MiR-21 has been identified as an onco-miRNA that is overexpressed in many cancers of epithelial origin, therefore, it may be a target with therapeutic potential. Moreover, upregulated STAT3/miR-21 signaling axis is globally regarded as a negative prognosis predictor in HNSCC, especially in assessing proliferation and metastasis (49). Zhang et al. (16) found that the recognition sites for miR-21 are located in the 3′ untranslated region (3′-UTR) of VHL. The authors also demonstrated that VHL is overexpressed after miR-21 abrogation (16). As a downstream target of miR-21, VHL contributes to ubiquitination of β-catenin (16-18), which was involved in the regulation of malignant phenotype in HNSCC (32, 43). Of interest, niclosamide, precursor of HJC0152, was an inhibitory molecule of Wnt/β-catenin signaling (20, 50). In the current study, HJC0152 treatment suppressed miR-21 and β-catenin expression in both cell lines. Moreover, ectogenic miR-21 dramatically inhibited VHL expression and elevated β-catenin expression. In the restoration experiments, we proved that downregulation of VHL partially compensates for the antitumor effect of HJC0152 in vitro. These findings suggest that inactivation of STAT3 and the miR-21/β-catenin axis is one of the major underlying mechanisms by which HJC0152 suppresses HNSCC growth and invasion.

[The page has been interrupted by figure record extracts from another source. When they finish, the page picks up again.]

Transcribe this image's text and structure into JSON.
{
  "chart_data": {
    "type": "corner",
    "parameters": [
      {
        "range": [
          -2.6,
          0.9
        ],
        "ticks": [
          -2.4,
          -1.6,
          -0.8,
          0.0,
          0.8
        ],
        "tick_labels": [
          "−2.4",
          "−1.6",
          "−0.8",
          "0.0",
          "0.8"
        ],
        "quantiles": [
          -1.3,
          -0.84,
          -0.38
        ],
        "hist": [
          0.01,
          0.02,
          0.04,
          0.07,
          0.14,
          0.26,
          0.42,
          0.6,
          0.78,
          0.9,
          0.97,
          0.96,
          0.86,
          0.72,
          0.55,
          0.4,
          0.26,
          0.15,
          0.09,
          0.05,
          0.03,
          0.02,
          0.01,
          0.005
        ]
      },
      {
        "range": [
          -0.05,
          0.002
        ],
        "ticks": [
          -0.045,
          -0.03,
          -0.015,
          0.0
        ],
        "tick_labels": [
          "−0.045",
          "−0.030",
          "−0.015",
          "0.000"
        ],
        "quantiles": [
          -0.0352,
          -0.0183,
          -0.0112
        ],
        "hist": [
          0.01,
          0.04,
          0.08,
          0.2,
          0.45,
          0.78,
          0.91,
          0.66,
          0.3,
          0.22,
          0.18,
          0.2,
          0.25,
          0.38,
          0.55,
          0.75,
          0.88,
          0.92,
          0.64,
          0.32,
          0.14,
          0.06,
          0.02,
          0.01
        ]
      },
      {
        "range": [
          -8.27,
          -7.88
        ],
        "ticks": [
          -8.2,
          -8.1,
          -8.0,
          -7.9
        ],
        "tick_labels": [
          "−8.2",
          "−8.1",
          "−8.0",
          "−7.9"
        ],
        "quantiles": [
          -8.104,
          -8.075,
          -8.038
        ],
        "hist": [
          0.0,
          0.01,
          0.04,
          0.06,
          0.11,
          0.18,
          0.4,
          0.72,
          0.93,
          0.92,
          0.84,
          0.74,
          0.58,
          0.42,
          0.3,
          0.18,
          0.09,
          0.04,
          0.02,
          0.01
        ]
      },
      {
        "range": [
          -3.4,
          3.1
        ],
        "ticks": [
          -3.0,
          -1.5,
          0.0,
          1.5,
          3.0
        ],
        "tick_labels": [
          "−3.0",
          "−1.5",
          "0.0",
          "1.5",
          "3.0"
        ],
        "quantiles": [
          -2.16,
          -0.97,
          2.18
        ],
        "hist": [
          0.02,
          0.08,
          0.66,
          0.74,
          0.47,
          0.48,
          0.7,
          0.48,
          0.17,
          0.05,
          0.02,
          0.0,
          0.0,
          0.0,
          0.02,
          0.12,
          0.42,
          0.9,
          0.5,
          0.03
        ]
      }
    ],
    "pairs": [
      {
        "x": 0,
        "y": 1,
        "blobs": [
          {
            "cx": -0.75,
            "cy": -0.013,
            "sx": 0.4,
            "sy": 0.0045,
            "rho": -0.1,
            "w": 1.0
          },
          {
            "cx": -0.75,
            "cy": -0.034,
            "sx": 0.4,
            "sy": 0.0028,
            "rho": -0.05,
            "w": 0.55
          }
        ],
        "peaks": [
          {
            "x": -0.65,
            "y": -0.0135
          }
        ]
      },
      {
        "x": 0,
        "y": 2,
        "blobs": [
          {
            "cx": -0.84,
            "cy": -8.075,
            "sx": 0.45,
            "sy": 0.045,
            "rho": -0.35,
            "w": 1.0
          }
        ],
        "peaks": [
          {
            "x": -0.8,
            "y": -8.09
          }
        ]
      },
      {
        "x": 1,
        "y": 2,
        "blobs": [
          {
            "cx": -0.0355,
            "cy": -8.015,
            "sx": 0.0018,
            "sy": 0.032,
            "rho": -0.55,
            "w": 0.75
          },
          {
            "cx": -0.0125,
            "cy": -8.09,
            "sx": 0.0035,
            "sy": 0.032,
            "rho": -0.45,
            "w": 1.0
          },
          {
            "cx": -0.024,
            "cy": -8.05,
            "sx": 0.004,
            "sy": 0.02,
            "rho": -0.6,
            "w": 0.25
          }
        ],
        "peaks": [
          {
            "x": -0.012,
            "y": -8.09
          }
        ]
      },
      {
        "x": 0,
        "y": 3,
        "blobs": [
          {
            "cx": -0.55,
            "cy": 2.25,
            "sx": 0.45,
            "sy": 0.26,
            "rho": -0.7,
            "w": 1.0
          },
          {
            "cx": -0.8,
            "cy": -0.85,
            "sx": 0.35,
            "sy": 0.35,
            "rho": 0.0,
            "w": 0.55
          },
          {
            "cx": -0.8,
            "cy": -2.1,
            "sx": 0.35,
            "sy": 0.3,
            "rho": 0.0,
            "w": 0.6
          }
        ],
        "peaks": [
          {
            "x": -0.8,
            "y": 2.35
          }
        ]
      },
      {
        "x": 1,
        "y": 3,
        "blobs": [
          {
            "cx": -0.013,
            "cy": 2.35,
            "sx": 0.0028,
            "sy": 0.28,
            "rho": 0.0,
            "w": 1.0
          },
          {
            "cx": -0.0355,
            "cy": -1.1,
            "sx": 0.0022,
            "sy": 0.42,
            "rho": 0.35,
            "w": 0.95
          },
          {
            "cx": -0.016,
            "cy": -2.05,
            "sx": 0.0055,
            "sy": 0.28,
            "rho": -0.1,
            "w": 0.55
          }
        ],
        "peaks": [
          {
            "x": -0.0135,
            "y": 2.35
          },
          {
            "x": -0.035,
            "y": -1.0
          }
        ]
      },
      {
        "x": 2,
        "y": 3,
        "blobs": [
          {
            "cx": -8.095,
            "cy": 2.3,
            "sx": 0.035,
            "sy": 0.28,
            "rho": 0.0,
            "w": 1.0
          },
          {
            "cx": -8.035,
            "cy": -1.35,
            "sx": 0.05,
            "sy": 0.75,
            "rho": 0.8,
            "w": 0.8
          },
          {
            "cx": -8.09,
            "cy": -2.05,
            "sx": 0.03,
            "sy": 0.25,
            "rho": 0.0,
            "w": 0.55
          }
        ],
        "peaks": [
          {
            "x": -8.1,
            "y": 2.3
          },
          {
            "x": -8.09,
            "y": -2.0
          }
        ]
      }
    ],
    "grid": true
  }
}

The results of our in vivo study confirmed our in vitro results. HJC0152 treatment inhibited SCC25 cell-derived orthotopic tumor growth and lymph node metastasis. These data suggest that HJC0152 treatment might be a promising approach for the treatment of HNSCC. In the current study, we introduced the HJC0152 into the experimental animals by intraperitoneal injection, which might be the drawback of our in vivo test. As shown in our previous report (21), HJC0152 was validated to have better water solubility and oral bioavailability than niclosamide, so more studies with oral administration are warranted for further analysis. Based on these, HJC0152 may have several administration routes in HNSCC clinical therapy.

Taken together, HJC0152 is a small molecular inhibitor that targets STAT3 signaling and miR-21/β-catenin axis. Our results provide rationale for HJC0152's clinical applications.